Nazzal Ehab M, Reddy Rajiv P, Haley Rebecca M, Wilson Jacob M, Lamplot Joseph D, Musahl Volker, Xerogeanes John W
University of Pittsburgh Medical Center Freddie Fu Sports Medicine Center, Pittsburgh, Pennsylvania, U.S.A.
Department of Orthopaedic Surgery, Cleveland Clinic Foundation, Cleveland, Ohio, U.S.A.
Arthrosc Sports Med Rehabil. 2023 Jul 28;5(5):100782. doi: 10.1016/j.asmr.2023.100782. eCollection 2023 Oct.
To characterize contemporary pain management strategies after anterior cruciate ligament reconstruction (ACLR) within the US and international orthopaedic community.

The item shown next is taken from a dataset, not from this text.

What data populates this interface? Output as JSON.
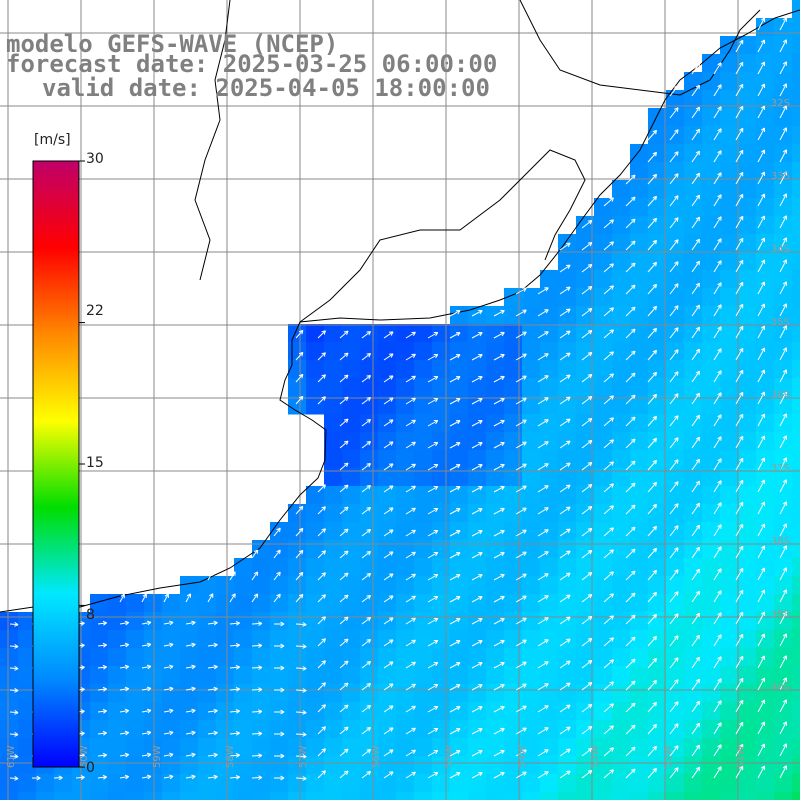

This was a cross-sectional survey-based study disseminated to a consortium of expert orthopaedic surgeons in the management of anterior cruciate ligament injuries. The survey was a 27-question, multiple choice-style questionnaire with question topics ranging from demographic characteristics and practice characteristics to surgeon-specific pain management strategies in the postoperative period after ACLR. Specific topics of interest included the use of preoperative opioid education and/or counseling sessions, implementation of standardized pain management regimens, use of pain tracking systems, and use of any adjunct non-narcotic analgesic modalities.

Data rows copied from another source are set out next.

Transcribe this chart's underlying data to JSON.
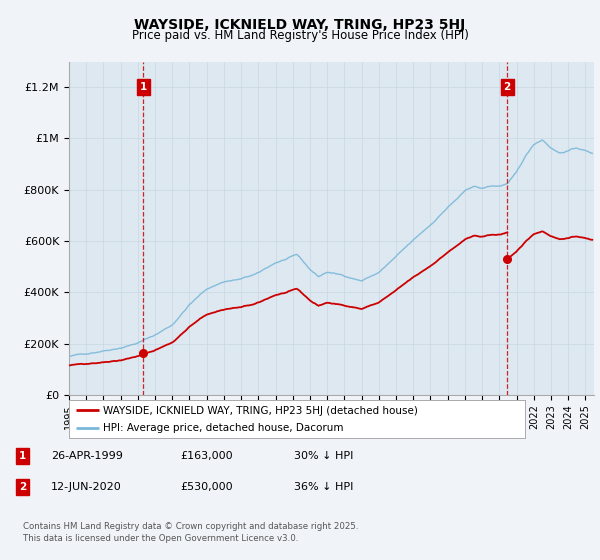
{
  "title": "WAYSIDE, ICKNIELD WAY, TRING, HP23 5HJ",
  "subtitle": "Price paid vs. HM Land Registry's House Price Index (HPI)",
  "hpi_color": "#7ab8d9",
  "price_color": "#cc0000",
  "vline_color": "#cc0000",
  "background_color": "#f0f4f8",
  "plot_bg_color": "#dde8f0",
  "ylim": [
    0,
    1300000
  ],
  "yticks": [
    0,
    200000,
    400000,
    600000,
    800000,
    1000000,
    1200000
  ],
  "ytick_labels": [
    "£0",
    "£200K",
    "£400K",
    "£600K",
    "£800K",
    "£1M",
    "£1.2M"
  ],
  "marker1_year": 1999.32,
  "marker1_price": 163000,
  "marker2_year": 2020.45,
  "marker2_price": 530000,
  "legend_label_red": "WAYSIDE, ICKNIELD WAY, TRING, HP23 5HJ (detached house)",
  "legend_label_blue": "HPI: Average price, detached house, Dacorum",
  "footnote": "Contains HM Land Registry data © Crown copyright and database right 2025.\nThis data is licensed under the Open Government Licence v3.0.",
  "table_rows": [
    {
      "num": "1",
      "date": "26-APR-1999",
      "amount": "£163,000",
      "note": "30% ↓ HPI"
    },
    {
      "num": "2",
      "date": "12-JUN-2020",
      "amount": "£530,000",
      "note": "36% ↓ HPI"
    }
  ]
}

A total of 34 completed surveys were collected, representing a 73.9% response rate. Over 85% of respondents reported prescribing opioids as a standardized postoperative regimen after ACLR. Surgeons reported prescribing 5- to 10-mg doses, with the tablet count ranging anywhere from fewer than 10 tablets to more than 20 tablets, often instructing their patients to stop opioid use 2 to 4 days postoperatively. Prescribed dosages remained stable or decreased over the past 6 months with increased use of non-narcotic adjuncts. Only one-third of respondents reported using standardized preoperative opioid counseling, with even fewer discussing postoperative discontinuation protocols.
Over 85% of respondents prescribe opioids as a standardized postoperative regimen after ACLR, with only 15% providing non-narcotic pain regimens. However, prescribed dosages have remained stable or decreased over the past 6 months with increased use of non-narcotic adjuncts. Only one-third of respondents use standardized preoperative opioid counseling, with even fewer discussing postoperative discontinuation protocols.
The ongoing opioid epidemic has created an urgent need to identify the most effective pain management strategies after orthopaedic procedures, especially ACLR. This study provides important information about current pain management practices for patients who have undergone ACLR.
描述美国和国际骨科界在前交叉韧带重建(ACLR)术后的当代疼痛管理策略。
这是一项基于横断面调查的研究,调查对象为前交叉韧带损伤管理方面的骨科专家联盟。该调查是一份包含27个问题的多项选择题式问卷,问题主题涵盖人口统计学特征、执业特征以及ACLR术后外科医生特定的疼痛管理策略。感兴趣的具体主题包括术前阿片类药物教育和/或咨询课程的使用、标准化疼痛管理方案的实施、疼痛追踪系统的使用以及任何辅助非麻醉性镇痛方式的使用。
共收集到34份完整问卷,回复率为73.9%。超过85%的受访者表示将阿片类药物作为ACLR术后的标准化术后用药方案。外科医生报告的处方剂量为5至10毫克,药片数量从少于10片到超过20片不等,通常指示患者在术后2至4天停止使用阿片类药物。在过去6个月中,随着非麻醉性辅助药物使用的增加,处方剂量保持稳定或下降。只有三分之一的受访者报告使用标准化的术前阿片类药物咨询,讨论术后停药方案的更少。
超过85%的受访者将阿片类药物作为ACLR术后的标准化术后用药方案,只有15%提供非麻醉性疼痛方案。然而,在过去6个月中,随着非麻醉性辅助药物使用的增加,处方剂量保持稳定或下降。只有三分之一的受访者使用标准化的术前阿片类药物咨询,讨论术后停药方案的更少。
持续的阿片类药物流行迫切需要确定骨科手术后,尤其是ACLR术后最有效的疼痛管理策略。本研究为接受ACLR手术的患者提供了有关当前疼痛管理实践的重要信息。